À bord, il y avait 37 ressortissants azerbaïdjanais, six ressortissants kazakhs, trois citoyens kirghiz et 16 citoyens russes, selon le ministère kazakh des Transports.

Quatre victimes ont été rapatriés jeudi en Azerbaïdjan, selon la compagnie Azerbaijan Airlines, le retour de 14 blessés étant aussi attendu dans la journée.

L'avion s'est écrasé à 400 km de sa destination initiale

L'appareil reliait Bakou, la capitale de l'Azerbaïdjan à Grozny, celle de la république russe de Tchétchénie, où des attaques de drones ukrainiens avaient été rapportées ces dernières semaines. Mercredi, les autorités russes avaient fait part de frappes de drones dans deux régions voisines. Un vol jugé "aberrant" par Nicolas Tenzer, enseignant en géostratégie à Sciences Po, invité d'Apolline Matin ce vendredi sur RMC et RMC Story.
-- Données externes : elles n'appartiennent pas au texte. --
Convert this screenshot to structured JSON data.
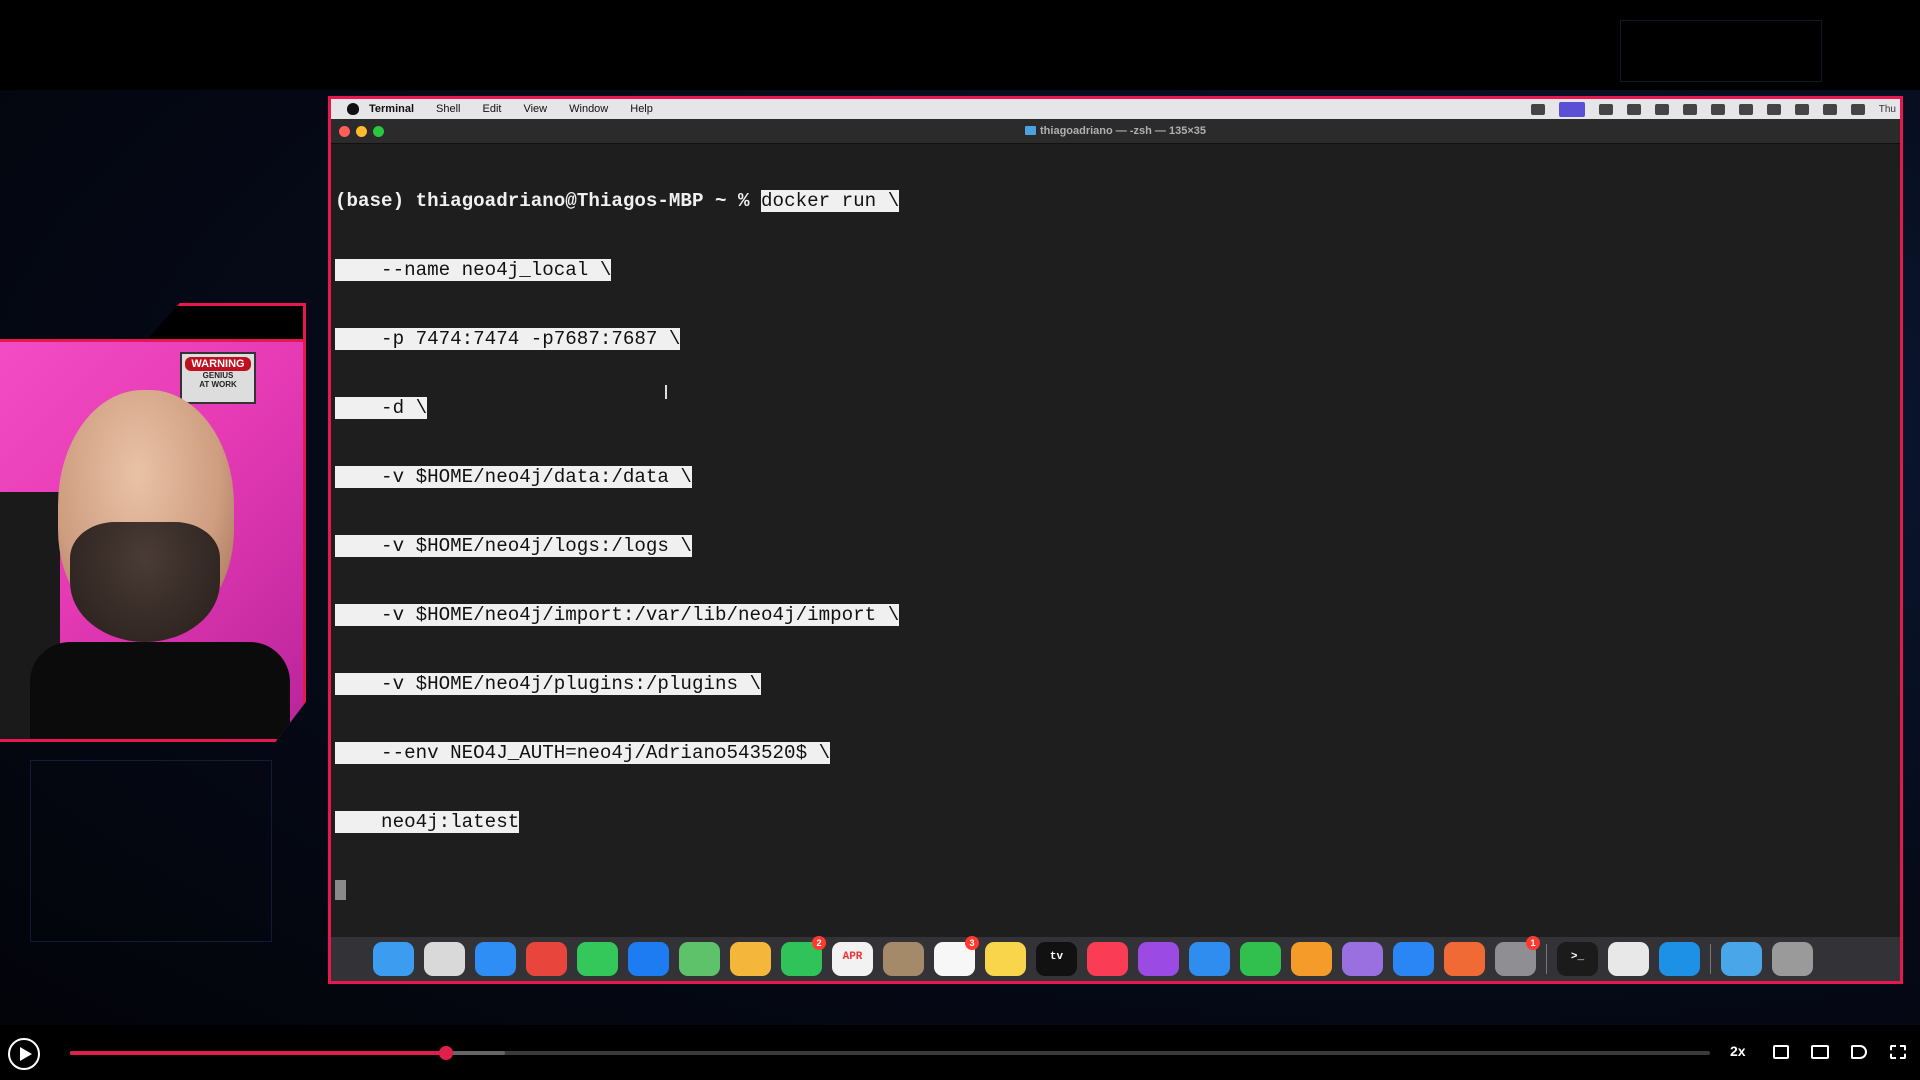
{
  "terminal": {
    "menu": {
      "app": "Terminal",
      "items": [
        "Shell",
        "Edit",
        "View",
        "Window",
        "Help"
      ],
      "clock": "Thu"
    },
    "window_title": "thiagoadriano — -zsh — 135×35",
    "prompt": "(base) thiagoadriano@Thiagos-MBP ~ % ",
    "command_lines": [
      "docker run \\",
      "    --name neo4j_local \\",
      "    -p 7474:7474 -p7687:7687 \\",
      "    -d \\",
      "    -v $HOME/neo4j/data:/data \\",
      "    -v $HOME/neo4j/logs:/logs \\",
      "    -v $HOME/neo4j/import:/var/lib/neo4j/import \\",
      "    -v $HOME/neo4j/plugins:/plugins \\",
      "    --env NEO4J_AUTH=neo4j/Adriano543520$ \\",
      "    neo4j:latest"
    ]
  },
  "webcam": {
    "poster_warning": "WARNING",
    "poster_line1": "GENIUS",
    "poster_line2": "AT WORK"
  },
  "dock": {
    "apps": [
      {
        "name": "finder",
        "color": "#3b9cf0"
      },
      {
        "name": "launchpad",
        "color": "#d9d9d9"
      },
      {
        "name": "safari",
        "color": "#2e8ef5"
      },
      {
        "name": "chrome",
        "color": "#e8453c"
      },
      {
        "name": "messages",
        "color": "#34c759"
      },
      {
        "name": "mail",
        "color": "#1e7cf2"
      },
      {
        "name": "maps",
        "color": "#5ec26a"
      },
      {
        "name": "photos",
        "color": "#f4b73c"
      },
      {
        "name": "facetime",
        "color": "#30c35a",
        "badge": "2"
      },
      {
        "name": "calendar",
        "color": "#f2f2f2",
        "label": "APR"
      },
      {
        "name": "contacts",
        "color": "#a58a6a"
      },
      {
        "name": "reminders",
        "color": "#f7f7f7",
        "badge": "3"
      },
      {
        "name": "notes",
        "color": "#f8d54a"
      },
      {
        "name": "apple-tv",
        "color": "#111111",
        "label": "tv"
      },
      {
        "name": "music",
        "color": "#fa3c55"
      },
      {
        "name": "podcasts",
        "color": "#9b4ae3"
      },
      {
        "name": "keynote",
        "color": "#2f8df0"
      },
      {
        "name": "numbers",
        "color": "#31c04d"
      },
      {
        "name": "pages",
        "color": "#f49b2a"
      },
      {
        "name": "feather",
        "color": "#9a70e0"
      },
      {
        "name": "app-store",
        "color": "#2a86f5"
      },
      {
        "name": "pencil",
        "color": "#f06a35"
      },
      {
        "name": "system-settings",
        "color": "#8e8e93",
        "badge": "1"
      },
      {
        "name": "terminal",
        "color": "#1b1b1b",
        "label": ">_"
      },
      {
        "name": "preview",
        "color": "#e8e8e8"
      },
      {
        "name": "docker",
        "color": "#1d91e6"
      },
      {
        "name": "folder",
        "color": "#49a6e8"
      },
      {
        "name": "trash",
        "color": "#9a9a9a"
      }
    ]
  },
  "player": {
    "progress": 0.229,
    "buffered": 0.265,
    "speed": "2x"
  },
  "colors": {
    "accent": "#e8184f",
    "terminal_bg": "#1e1e1e",
    "selection": "#f0f0f0"
  }
}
"On se demande pourquoi cette compagnie a pris ce risque là d'aller atterrir à Grozny, partie de la Fédération de Russie à ce moment-là", ajoute Nicolas Tenzer.

Le plus étrange reste le lieu de son crash, au Kazakhastan, situé à plus de 400 km de sa destination initiale. L'avion a d'abord suivi son trajet le long de la mer Caspienne, avant de disparaître des radars. Il est ensuite réapparu de l'autre côté de la mer, alors qu'il n'était pas censé la traverser.

Après avoir tourné autour de l'aéroport de la ville d'Aktaou, l'appareil s'est finalement écrasé très à l'est de sa destination initiale, à 433 km de Grozny. L'ancien directeur du BEA, Jean-Paul Troadec, a estimé que la trajectoire suivie par l'avion était "une grosse inconnue" de l'affaire.

L'agence de l'aviation civile russe (Rosaviatsia) avait indiqué mercredi qu'"en raison d'une situation d'urgence à bord de l'avion, son commandant avait décidé de 'se rendre' vers un autre aérodrome". Le site spécialisé Flightradar24, qui suit les vols, a indiqué que l'appareil avait subi durant son vol "d'importantes interférences GPS".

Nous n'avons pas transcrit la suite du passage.